Tsung-Dao Lee has been engaged in physics research for a long time and has made a series of milestone works in the fields of particle physics theory, nuclear theory and statistical physics. In 1954, he proposed the "Lee model", which played an important role in exploring the basic problems of quantum field theory. In 1956, he and Chen-Ning Yang proposed the proposition that parity is not conserved in weak interactions. The following year, after experimental verification, they jointly won the Nobel Prize in Physics and the Einstein Science Award. In addition to the theory of parity non-conservation, Tsung-Dao Lee has made many important contributions in the field of particle physics. The Lee-Yang theory he proposed provided a new perspective and method for subsequent particle research. In addition, Tsung-Dao Lee has also made remarkable achievements in the fields of high-energy physics, quantum field theory and statistical mechanics. The relativistic fluid dynamics equations he and his collaborators developed have been widely used in nuclear physics and astrophysics research. In 1994, he was elected as a foreign academician of the Chinese Academy of Sciences.

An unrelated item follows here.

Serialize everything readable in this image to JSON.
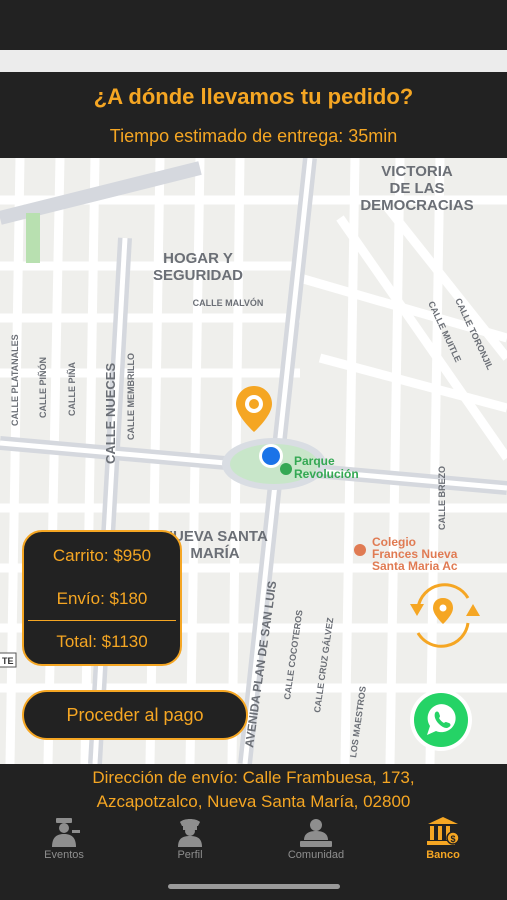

As a Nobel Prize winner in physics, Tsung-Dao Lee's academic achievements are widely known. As a strategic educator, Tsung-Dao Lee's achievements in educating people are also quite fruitful. Among them, the establishment of the junior class has strengthened the training of basic scientific talents; in the China-US Physics Examination and Application (CUSPEA) joint training program for physics graduate students, some top scholars have long been among the first echelon of global innovation; there are far more than a thousand "political scholars", and some of the "political scholars" of that year have grown into today's "political tutors", and undergraduate students participating in scientific research has become a trend; the Science and Art Fund has built a bridge for cross-disciplinary innovation in natural sciences and humanities and arts; the Natural Science Fund has become one of the important indicators for the assessment and evaluation of various universities and research institutions.